- Interactive map of the mountain

Highest point
- Elevation: 2,092 m (6,864 ft)
- Prominence: 135 m (443 ft)
- Parent peak: Bakarste Skagsnebb
- Isolation: 1.4 km (0.87 mi)
- Coordinates: 61°35′37″N 8°06′43″E﻿ / ﻿61.59359°N 8.11193°E

Geography
- Location: Innlandet, Norway
- Parent range: Jotunheimen
- Topo map: 1518 II Galdhøpiggen

= Veslbreatinden =

Mountain in Innlandet, Norway

Veslbreatinden is a mountain in Lom Municipality in Innlandet county, Norway. The 2092 m tall mountain is located in the Jotunheimen mountains just to the north of Jotunheimen National Park. The mountain sits about 36 km southwest of the village of Fossbergom and about 34 km northeast of the village of Øvre Årdal.

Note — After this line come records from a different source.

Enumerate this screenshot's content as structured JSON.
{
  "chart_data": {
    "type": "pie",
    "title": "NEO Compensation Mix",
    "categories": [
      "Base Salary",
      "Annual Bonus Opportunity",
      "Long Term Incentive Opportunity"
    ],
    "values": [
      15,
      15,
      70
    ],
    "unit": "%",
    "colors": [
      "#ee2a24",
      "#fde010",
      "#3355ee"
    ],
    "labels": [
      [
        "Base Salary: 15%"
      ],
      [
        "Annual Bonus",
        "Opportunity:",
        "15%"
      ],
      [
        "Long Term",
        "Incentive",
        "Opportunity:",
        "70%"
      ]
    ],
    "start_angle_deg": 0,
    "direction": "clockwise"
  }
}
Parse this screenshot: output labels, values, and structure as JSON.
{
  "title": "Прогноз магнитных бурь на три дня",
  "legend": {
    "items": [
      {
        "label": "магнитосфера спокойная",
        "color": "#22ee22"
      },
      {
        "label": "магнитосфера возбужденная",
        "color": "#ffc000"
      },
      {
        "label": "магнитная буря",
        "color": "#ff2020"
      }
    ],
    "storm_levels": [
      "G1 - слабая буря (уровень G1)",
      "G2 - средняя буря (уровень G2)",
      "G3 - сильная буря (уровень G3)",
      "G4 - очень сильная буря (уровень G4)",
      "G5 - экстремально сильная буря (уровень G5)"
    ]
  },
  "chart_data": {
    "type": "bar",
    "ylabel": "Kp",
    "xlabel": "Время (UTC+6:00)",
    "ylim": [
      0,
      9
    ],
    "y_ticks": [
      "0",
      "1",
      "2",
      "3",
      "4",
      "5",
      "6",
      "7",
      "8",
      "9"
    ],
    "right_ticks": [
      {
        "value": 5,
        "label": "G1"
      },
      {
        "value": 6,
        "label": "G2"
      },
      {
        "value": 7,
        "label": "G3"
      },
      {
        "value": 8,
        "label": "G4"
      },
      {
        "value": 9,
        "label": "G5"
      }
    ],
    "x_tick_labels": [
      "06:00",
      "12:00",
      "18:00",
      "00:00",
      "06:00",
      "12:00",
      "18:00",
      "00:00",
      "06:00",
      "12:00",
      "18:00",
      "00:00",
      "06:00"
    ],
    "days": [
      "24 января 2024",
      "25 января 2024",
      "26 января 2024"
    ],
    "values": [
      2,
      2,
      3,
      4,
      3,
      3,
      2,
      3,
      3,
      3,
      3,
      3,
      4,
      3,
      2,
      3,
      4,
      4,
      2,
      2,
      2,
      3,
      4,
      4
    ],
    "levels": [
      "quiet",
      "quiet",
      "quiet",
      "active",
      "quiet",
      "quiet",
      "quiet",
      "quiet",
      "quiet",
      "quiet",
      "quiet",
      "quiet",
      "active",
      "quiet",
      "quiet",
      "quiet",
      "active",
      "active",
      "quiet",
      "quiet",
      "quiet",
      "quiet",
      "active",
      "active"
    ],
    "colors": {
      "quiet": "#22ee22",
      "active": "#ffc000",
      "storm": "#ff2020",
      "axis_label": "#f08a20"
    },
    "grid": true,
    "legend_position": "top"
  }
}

The mountain is surrounded by several other notable mountains including Loftet and Veslfjelltinden to the north; Skagsnebb to the northeast; Galdhøpiggen and Sauhøe to the east; Storbreahøe, Storbreatinden, and Rundhøe to the southeast; and Store Smørstabbtinden and Kniven to the south.